História musical de um jovem orelhudo e olherudo - Parte 4
Sempre fui muito mimado. Quando eu queria uma coisa, insistia até ganhar. Com a guitarra não foi diferente. Meu pai comeu o pão que o diabo amassou (e cagou) com essa história.
“Não precisa mais insistir. Você vai ganhar sua guitarra. Mas se ficar em recuperação, não ganha nem biloca”.
Infelizmente, a minha vida musical sempre esteve diretamente ligada aos estudos. Se eu ia bem na escola, tranqüilo. Caso contrário, nada de instrumentos.
Novembro de 1997. Finalmente havia eu enfrentado a 8ª série. Para o meu desespero (e sossego geral da vizinhança), havia ficado em recuperação em Ciências (a partir desse contato inicial, eu passei a odiar Química pelo resto da minha vida. Reza a lenda que não abri o livro da detestada matéria uma vez sequer no ano de vestibular) e sonho da guitarra estava adiado.
Insatisfeito e discretamente conformado, fui assistir a tal aula de Química. Lembro como hoje.
O professor, se chamava João Roberto. Gerente de banco, dizia ele que ensinava por hobby. Mesmo com toda a boça atestada na narrativa de suas últimas viagens ao redor do mundo, era um professor bom e honesto.
Chegando à primeira aula da recuperação - para variar atrasado – me deparei com João Roberto comentando a última prova: a que tinha me tirado do caminho da guitarra.
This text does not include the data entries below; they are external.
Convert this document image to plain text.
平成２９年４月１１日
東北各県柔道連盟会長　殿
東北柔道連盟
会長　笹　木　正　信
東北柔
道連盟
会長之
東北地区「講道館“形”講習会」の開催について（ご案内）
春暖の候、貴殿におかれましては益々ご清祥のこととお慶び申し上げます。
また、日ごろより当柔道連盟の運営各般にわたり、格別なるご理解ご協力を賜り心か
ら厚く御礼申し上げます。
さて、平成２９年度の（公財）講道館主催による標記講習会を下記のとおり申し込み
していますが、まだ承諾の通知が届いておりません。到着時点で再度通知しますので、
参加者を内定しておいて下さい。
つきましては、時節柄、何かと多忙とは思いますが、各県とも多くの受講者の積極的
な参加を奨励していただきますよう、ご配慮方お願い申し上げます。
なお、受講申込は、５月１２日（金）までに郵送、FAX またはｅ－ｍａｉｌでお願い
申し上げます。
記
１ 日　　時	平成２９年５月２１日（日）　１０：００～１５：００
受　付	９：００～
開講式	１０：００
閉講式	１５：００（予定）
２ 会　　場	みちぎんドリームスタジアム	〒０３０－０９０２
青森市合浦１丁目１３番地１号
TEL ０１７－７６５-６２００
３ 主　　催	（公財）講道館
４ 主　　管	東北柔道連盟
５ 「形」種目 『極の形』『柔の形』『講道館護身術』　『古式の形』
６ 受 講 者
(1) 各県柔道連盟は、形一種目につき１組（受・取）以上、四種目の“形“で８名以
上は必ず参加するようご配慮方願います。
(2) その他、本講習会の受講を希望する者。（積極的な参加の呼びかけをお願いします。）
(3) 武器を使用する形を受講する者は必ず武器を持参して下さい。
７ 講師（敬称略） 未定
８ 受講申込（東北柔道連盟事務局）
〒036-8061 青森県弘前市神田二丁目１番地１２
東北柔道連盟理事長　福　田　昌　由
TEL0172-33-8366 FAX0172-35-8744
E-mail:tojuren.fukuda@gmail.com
Minha chateação era tamanha que não quis ver os comentários. Mas o professor, apesar de ensinar Química e ser botafoguense era sensato.
“Luis Felipe, olhe sua prova. Pode haver algum erro de correção”.
Meio sem vontade, segui os sábios conselhos. E não é que a minha prova havia sido corrigida de maneira errada. Não me lembro de números exatamente, mas era coisa de um ponto a menos. Exatamente a diferença que me faria passar.
Resolvido o mal entendido, nota corrigida na caderneta, dedo estirado para o resto da turma, voei para casa.
Não me importava se meu pai é a pessoa mais mal humorada do mundo na hora do almoço. Quando sentou na mesa, a primeira coisa que ouviu foi um:
“Me dê o dinheiro. Eu não fiquei em recuperação. Pode me dar minha guitarra”.
Explicado o sucedido, ele foi categórico. Me deu o dinheiro ali mesmo na hora, talvez mais interessado em me ver longe dali, do que pensando na minha felicidade musical.
Passei a tarde entediado sem achar o cara que me venderia o motivo dessa capação de porco. À noite finalmente eu o encontrei e feita a negociação voltei feliz para casa.
Mesmo sem uma qualidade sonora perfeita, a guitarra era mesmo linda. Uma Jennifer stratocaster anos 80, de cor vinho.
Meu pai jamais poderia imaginar a capação de gorila que aquela aquisição causaria. De fato, meus companheiros de lar já estavam acostumados com o som do meu quase afinado violão.
Mas uma guitarra elétrica sem amplificador, plugada no som da sala, falava um pouco mais alto que seu irmão acústico.